To help meet these requirements, Yoke transactionally enqueues a task when it creates (or deletes) a Yoke entity. The task wraps-up the work of updating the Standings. This means that the Yoke is created (or deleted) immediately, but the work of reconciling the Standings is deferred (usually only briefly), can take as long as necessary (up to 30mins), and will be automatically retried in the event of an error. These are standard characteristics of tasks in App Engine, unfortunately tasks also introduce a couple more complications:

  1. Tasks can execute in any order, so the code that deals with standings needs to handle out-of-order updates (eg. a count might temporarily be negative).
  2. The same task may occasionally fire multiple times, so it must be possible to identify that the task has already run (even if only partially completed).

To handle this, each task that adjusts a Standing is allocated an ID. At each step in the process of adjusting the Standing (including the first step which involves adding or deleting the Yoke) a temporary Marker is created containing the same ID. Before the task starts its work, it attempts to get each possible Marker from the datastore and, based on which Markers are present, it resumes its work at a particular step. After the task has finished its work, all the Marker entities are deleted.

Since it’s a possibility (though only a remote one) that a task may fail to clean up all of its Markers, a cron job sweeps through periodically and deletes any Markers it identifies as being stale. The only loose-end this leaves is the possibility that two tasks will ‘race’ to create the same Standing entity (creation of Standings is deferred since many Items and Users will never be yoked). This is handled by a separate mechanism that I may describe in a later post.

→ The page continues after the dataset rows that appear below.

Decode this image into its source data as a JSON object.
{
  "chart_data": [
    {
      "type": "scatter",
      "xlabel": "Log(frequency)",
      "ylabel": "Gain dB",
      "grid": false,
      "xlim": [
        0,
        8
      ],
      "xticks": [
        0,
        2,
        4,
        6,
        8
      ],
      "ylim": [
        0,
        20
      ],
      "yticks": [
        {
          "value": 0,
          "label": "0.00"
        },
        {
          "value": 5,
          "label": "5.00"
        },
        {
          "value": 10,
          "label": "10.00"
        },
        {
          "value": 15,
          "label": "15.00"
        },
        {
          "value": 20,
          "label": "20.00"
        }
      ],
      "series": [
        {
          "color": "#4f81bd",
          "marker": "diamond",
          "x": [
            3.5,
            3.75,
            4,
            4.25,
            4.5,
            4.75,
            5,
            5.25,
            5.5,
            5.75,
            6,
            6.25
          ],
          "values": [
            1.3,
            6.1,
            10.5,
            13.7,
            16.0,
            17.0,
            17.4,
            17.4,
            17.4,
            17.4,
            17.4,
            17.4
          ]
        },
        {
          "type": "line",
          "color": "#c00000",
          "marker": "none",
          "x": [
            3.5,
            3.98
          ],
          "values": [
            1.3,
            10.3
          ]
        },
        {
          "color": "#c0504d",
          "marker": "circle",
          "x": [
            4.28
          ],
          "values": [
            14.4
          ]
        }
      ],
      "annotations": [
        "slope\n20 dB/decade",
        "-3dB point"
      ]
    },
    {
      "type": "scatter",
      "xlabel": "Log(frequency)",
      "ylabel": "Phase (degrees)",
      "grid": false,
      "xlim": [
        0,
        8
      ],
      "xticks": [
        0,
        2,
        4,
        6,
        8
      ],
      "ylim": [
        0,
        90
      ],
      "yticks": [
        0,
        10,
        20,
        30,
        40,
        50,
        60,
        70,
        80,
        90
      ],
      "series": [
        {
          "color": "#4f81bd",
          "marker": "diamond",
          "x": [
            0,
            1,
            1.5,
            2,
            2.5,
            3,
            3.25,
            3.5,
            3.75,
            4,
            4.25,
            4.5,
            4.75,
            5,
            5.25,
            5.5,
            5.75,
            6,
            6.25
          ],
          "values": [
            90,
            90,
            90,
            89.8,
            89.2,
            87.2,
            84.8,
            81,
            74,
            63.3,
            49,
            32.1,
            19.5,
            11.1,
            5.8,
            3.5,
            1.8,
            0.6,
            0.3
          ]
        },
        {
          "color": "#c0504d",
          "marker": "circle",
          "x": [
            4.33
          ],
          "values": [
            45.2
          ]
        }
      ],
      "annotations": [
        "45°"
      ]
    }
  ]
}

The absence of unrestricted transactions in the App Engine datastore does significantly increase the work needed to perform operations that one would consider to be basic in SQL databases or their equivalents, but any given approach (there is more than possible approach here) can be generalized and reused. So perhaps its best to think of App Engine as providing a lower-level persistence service that can then be tailored to meet specific needs.